Di certo la formulazione non è delle più intuitive: ci spiegherebbe con parole semplici, cosa viene chiesto agli italiani?
"Nel quesito referendario viene chiesto agli elettori se vogliono sia abrogato il comma 17 del decreto legislativo del 3 aprile 2006, n. 152, che permette a chi ha ottenuto concessioni per l’estrazione di gas o petrolio da piattaforme offshore, entro le 12 miglia dalla costa, di rinnovare la concessione fino all’esaurimento del giacimento. E’ da evidenziare che anche in caso di vittoria del quesito referendario, purché almeno il 50% degli elettori aventi diritto vadano a votare, le perforazioni continueranno a essere permesse oltre le 12 miglia dalla costa. La vittoria del sì al referendum però impedisce lo sfruttamento degli impianti già esistenti quando le concessioni saranno scadute, anche se il giacimento può essere ancora sfruttato (o non è del tutto esaurito)."
Quali sono, viste dalla prospettiva di un esperto in materia, le motivazioni per votare sì?

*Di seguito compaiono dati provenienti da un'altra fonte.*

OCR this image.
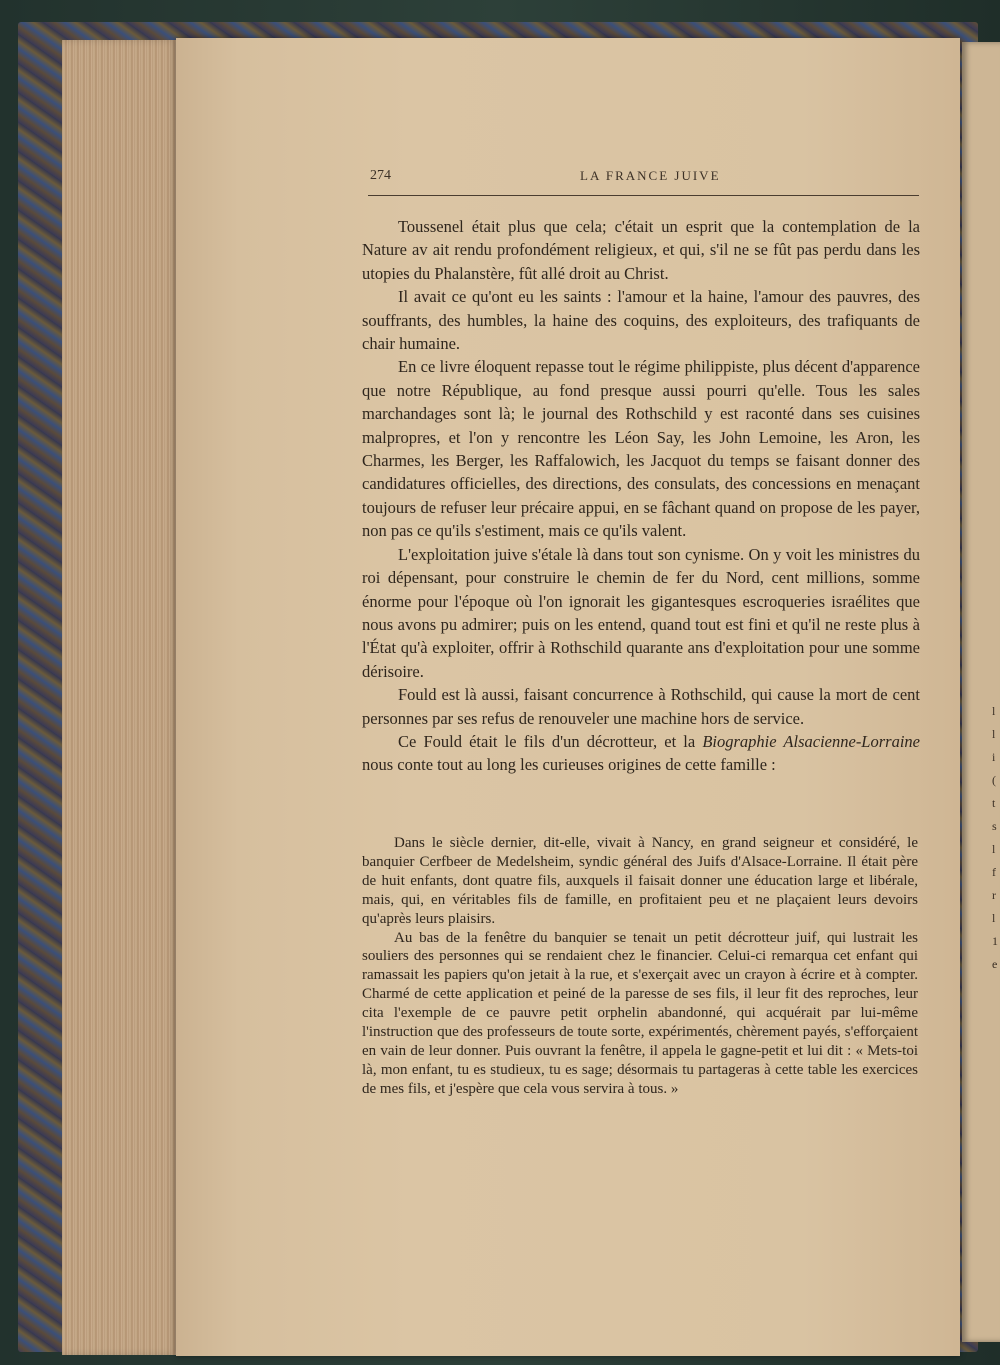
274	LA FRANCE JUIVE

Toussenel était plus que cela; c'était un esprit que la contemplation de la Nature av ait rendu profondément religieux, et qui, s'il ne se fût pas perdu dans les utopies du Phalanstère, fût allé droit au Christ.

Il avait ce qu'ont eu les saints : l'amour et la haine, l'amour des pauvres, des souffrants, des humbles, la haine des coquins, des exploiteurs, des trafiquants de chair humaine.

En ce livre éloquent repasse tout le régime philippiste, plus décent d'apparence que notre République, au fond presque aussi pourri qu'elle. Tous les sales marchandages sont là; le journal des Rothschild y est raconté dans ses cuisines malpropres, et l'on y rencontre les Léon Say, les John Lemoine, les Aron, les Charmes, les Berger, les Raffalowich, les Jacquot du temps se faisant donner des candidatures officielles, des directions, des consulats, des concessions en menaçant toujours de refuser leur précaire appui, en se fâchant quand on propose de les payer, non pas ce qu'ils s'estiment, mais ce qu'ils valent.

L'exploitation juive s'étale là dans tout son cynisme. On y voit les ministres du roi dépensant, pour construire le chemin de fer du Nord, cent millions, somme énorme pour l'époque où l'on ignorait les gigantesques escroqueries israélites que nous avons pu admirer; puis on les entend, quand tout est fini et qu'il ne reste plus à l'État qu'à exploiter, offrir à Rothschild quarante ans d'exploitation pour une somme dérisoire.

Fould est là aussi, faisant concurrence à Rothschild, qui cause la mort de cent personnes par ses refus de renouveler une machine hors de service.

Ce Fould était le fils d'un décrotteur, et la Biographie Alsacienne-Lorraine nous conte tout au long les curieuses origines de cette famille :

Dans le siècle dernier, dit-elle, vivait à Nancy, en grand seigneur et considéré, le banquier Cerfbeer de Medelsheim, syndic général des Juifs d'Alsace-Lorraine. Il était père de huit enfants, dont quatre fils, auxquels il faisait donner une éducation large et libérale, mais, qui, en véritables fils de famille, en profitaient peu et ne plaçaient leurs devoirs qu'après leurs plaisirs.

Au bas de la fenêtre du banquier se tenait un petit décrotteur juif, qui lustrait les souliers des personnes qui se rendaient chez le financier. Celui-ci remarqua cet enfant qui ramassait les papiers qu'on jetait à la rue, et s'exerçait avec un crayon à écrire et à compter. Charmé de cette application et peiné de la paresse de ses fils, il leur fit des reproches, leur cita l'exemple de ce pauvre petit orphelin abandonné, qui acquérait par lui-même l'instruction que des professeurs de toute sorte, expérimentés, chèrement payés, s'efforçaient en vain de leur donner. Puis ouvrant la fenêtre, il appela le gagne-petit et lui dit : « Mets-toi là, mon enfant, tu es studieux, tu es sage; désormais tu partageras à cette table les exercices de mes fils, et j'espère que cela vous servira à tous. »

l
l
i
(
t
s
l
f
r
l
1
e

"Il testo approvato alla Conferenza sul clima di Parigi nel dicembre 2015, cita testualmente: “Il cambiamento climatico rappresenta una minaccia urgente e potenzialmente irreversibile per le società umane e per il pianeta”. Richiede pertanto “la massima cooperazione di tutti i paesi” con l’obiettivo di “accelerare la riduzione delle emissioni dei gas a effetto serra”. Alla penultima conferenza sul clima quella che si è tenuta a Copenaghen nel 2009, si era deciso di limitare l’aumento della temperatura globale, rispetto ai valori dell’era preindustriale, di 2° C. L’accordo di Parigi di dicembre 2015 ha stabilito che questo aumento va contenuto “al di sotto dei 2 gradi centigradi”, sforzandosi di fermarsi a +1,5° C. Per centrare questo obiettivo, le emissioni devono cominciare a calare dal 2020. Anche se non c’è un calendario che porti alla progressiva, ma totale, sostituzione delle fonti energetiche fossili. La richiesta degli ambientalisti era quella di arrivare a una riduzione del 70% rispetto ai livelli attuali intorno al 2050, e raggiungere le emissioni zero nel decennio successivo. L’Italia ha firmato questo accordo ma di fatto dal 2014 ha disincentivato i contributi alle energie rinnovabili con meno di 11 miliardi di dollari nel 2014 ed ha invece aumentato i contributi ai combustibili fossili portandoli da 12,8 a 13,2 miliardi di dollari dal 2013 al 2014. Questo ha provocato la perdita di 4.000 posti di lavoro soltanto nell’eolico. Continuare con scelte di politica energetica favorevoli al petrolio significa andare contro le scelte fatte in base all’accordo di Parigi. Per non parlare poi dei rischi."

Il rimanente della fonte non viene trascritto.